Consequências da espetacularização da violência pela mídia brasileira

Enviada em 06/07/2020

Historicamente, a Revolução Técnico-Cientifico e Informacional de 1999 foi responsável por modificar a produção e consumo dos indivíduos. Nesse sentido, a demanda altíssima por computadores, celulares e tablets impulsionou não apenas o desenvolvimento tecnológico mas também a rapidez no compartilhamento das informações. Desse modo, a enorme quantidade de materiais, a todo momento e em todo lugar, por esses veículos de comunicação estimulam a concorrência entre empresas jornalísticas, visto que, visualizações e curtidas refletem financeiramente no mundo contemporâneo. Assim, as mídias brasileiras com a necessidade de usufruir da influência da internet, informam as notícias como espetáculo para adquirir a audiência desejada, pois os indivíduos mostram-se apáticos independente dos horríveis fatos. Logo, as consequências desse processo são a desumanização e a “cegueira”.

Analogamente, o excesso de notícias violentas na atualidade promovem a “Banalização do mal”, intitulada pela filósofa Hannah Arendt, como ações maldosas efetivadas para com outro ser humano e que por algum motivo tornam-se naturalizadas, realizadas de forma mecânica, sem constrangimento. Em suma, a abundância de notícias negativas na sociedade contemporânea promove o deslocamento da ética, perante problemáticas atuais como desigualdade social, violência (inclusive a policial) e racismo tornando os indivíduos meros espectadores dos acontecimento e não mais modificadores da realidade existente.

Do mesmo modo, o comodismo e apatia gerados pela força das mídias sociais influem, não apenas, na capacidade de agir mas também na visualização das problemáticas. Outrossim, no livro “Ensaio sobre a cegueira” de José Saramago é retratado o processo de cegueira em massa da população e como a mesma passa a viver sem ninguém para protegê-los. No entanto, apenas uma pessoa, dentre todas, não foi afetada, porém permanece “cega” mesmo com todas as capacidades intrínsecas de enxergar tudo ao seu redor.

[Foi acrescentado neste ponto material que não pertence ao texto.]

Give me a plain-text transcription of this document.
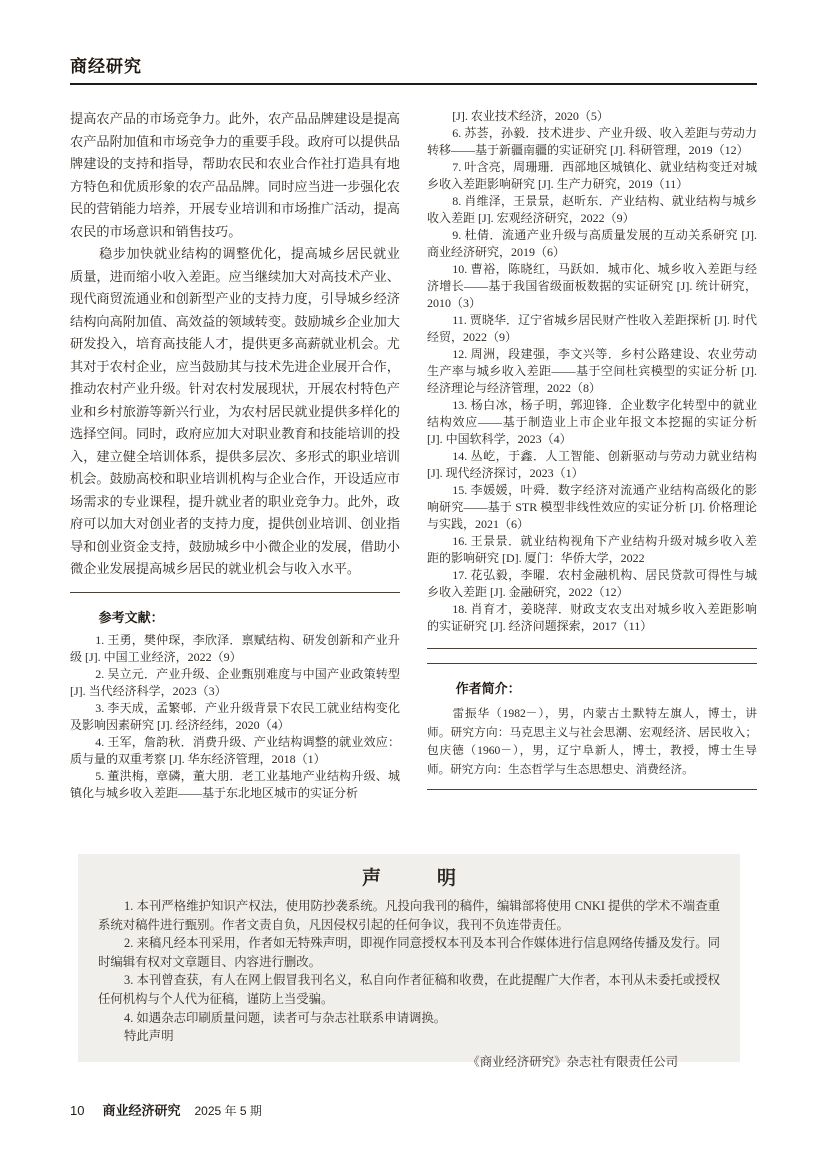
商经研究

提高农产品的市场竞争力。此外，农产品品牌建设是提高农产品附加值和市场竞争力的重要手段。政府可以提供品牌建设的支持和指导，帮助农民和农业合作社打造具有地方特色和优质形象的农产品品牌。同时应当进一步强化农民的营销能力培养，开展专业培训和市场推广活动，提高农民的市场意识和销售技巧。

稳步加快就业结构的调整优化，提高城乡居民就业质量，进而缩小收入差距。应当继续加大对高技术产业、现代商贸流通业和创新型产业的支持力度，引导城乡经济结构向高附加值、高效益的领域转变。鼓励城乡企业加大研发投入，培育高技能人才，提供更多高薪就业机会。尤其对于农村企业，应当鼓励其与技术先进企业展开合作，推动农村产业升级。针对农村发展现状，开展农村特色产业和乡村旅游等新兴行业，为农村居民就业提供多样化的选择空间。同时，政府应加大对职业教育和技能培训的投入，建立健全培训体系，提供多层次、多形式的职业培训机会。鼓励高校和职业培训机构与企业合作，开设适应市场需求的专业课程，提升就业者的职业竞争力。此外，政府可以加大对创业者的支持力度，提供创业培训、创业指导和创业资金支持，鼓励城乡中小微企业的发展，借助小微企业发展提高城乡居民的就业机会与收入水平。

参考文献：

1. 王勇，樊仲琛，李欣泽．禀赋结构、研发创新和产业升级 [J]. 中国工业经济，2022（9）

2. 吴立元．产业升级、企业甄别难度与中国产业政策转型 [J]. 当代经济科学，2023（3）

3. 李天成，孟繁邨．产业升级背景下农民工就业结构变化及影响因素研究 [J]. 经济经纬，2020（4）

4. 王军，詹韵秋．消费升级、产业结构调整的就业效应：质与量的双重考察 [J]. 华东经济管理，2018（1）

5. 董洪梅，章磷，董大朋．老工业基地产业结构升级、城镇化与城乡收入差距——基于东北地区城市的实证分析

[J]. 农业技术经济，2020（5）

6. 苏荟，孙毅．技术进步、产业升级、收入差距与劳动力转移——基于新疆南疆的实证研究 [J]. 科研管理，2019（12）

7. 叶含亮，周珊珊．西部地区城镇化、就业结构变迁对城乡收入差距影响研究 [J]. 生产力研究，2019（11）

8. 肖维泽，王景景，赵昕东．产业结构、就业结构与城乡收入差距 [J]. 宏观经济研究，2022（9）

9. 杜倩．流通产业升级与高质量发展的互动关系研究 [J]. 商业经济研究，2019（6）

10. 曹裕，陈晓红，马跃如．城市化、城乡收入差距与经济增长——基于我国省级面板数据的实证研究 [J]. 统计研究，2010（3）

11. 贾晓华．辽宁省城乡居民财产性收入差距探析 [J]. 时代经贸，2022（9）

12. 周洲，段建强，李文兴等．乡村公路建设、农业劳动生产率与城乡收入差距——基于空间杜宾模型的实证分析 [J]. 经济理论与经济管理，2022（8）

13. 杨白冰，杨子明，郭迎锋．企业数字化转型中的就业结构效应——基于制造业上市企业年报文本挖掘的实证分析 [J]. 中国软科学，2023（4）

14. 丛屹，于鑫．人工智能、创新驱动与劳动力就业结构 [J]. 现代经济探讨，2023（1）

15. 李媛媛，叶舜．数字经济对流通产业结构高级化的影响研究——基于 STR 模型非线性效应的实证分析 [J]. 价格理论与实践，2021（6）

16. 王景景．就业结构视角下产业结构升级对城乡收入差距的影响研究 [D]. 厦门：华侨大学，2022

17. 花弘毅，李曜．农村金融机构、居民贷款可得性与城乡收入差距 [J]. 金融研究，2022（12）

18. 肖育才，姜晓萍．财政支农支出对城乡收入差距影响的实证研究 [J]. 经济问题探索，2017（11）

作者简介：

雷振华（1982－），男，内蒙古土默特左旗人，博士，讲师。研究方向：马克思主义与社会思潮、宏观经济、居民收入；包庆德（1960－），男，辽宁阜新人，博士，教授，博士生导师。研究方向：生态哲学与生态思想史、消费经济。

声	明

1. 本刊严格维护知识产权法，使用防抄袭系统。凡投向我刊的稿件，编辑部将使用 CNKI 提供的学术不端查重系统对稿件进行甄别。作者文责自负，凡因侵权引起的任何争议，我刊不负连带责任。

2. 来稿凡经本刊采用，作者如无特殊声明，即视作同意授权本刊及本刊合作媒体进行信息网络传播及发行。同时编辑有权对文章题目、内容进行删改。

3. 本刊曾查获，有人在网上假冒我刊名义，私自向作者征稿和收费，在此提醒广大作者，本刊从未委托或授权任何机构与个人代为征稿，谨防上当受骗。

4. 如遇杂志印刷质量问题，读者可与杂志社联系申请调换。

特此声明

《商业经济研究》杂志社有限责任公司

10 商业经济研究 2025 年 5 期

Finalmente, é imperioso que o Ministério da Educação unido ao Governo Federal crie uma nova lei que diminua o tempo da rede de televisão em caso de espetacularização das notícias. Isso, tornará obrigatório que as mídias de comunicação sejam menos tóxicos e invasivos no momento da veiculação das informações. Além disso, programas como Café Filosófico, Cultura e Tv Escola devem ser estimulados com maiores propagandas, para que as discussões mais amplas sobre as principais temáticas -saúde, educação, violência- sejam embasadas nas ciências sociais e no debate saudável de como solucioná-las mas nunca no sensacionalismo gerado pela espetacularização.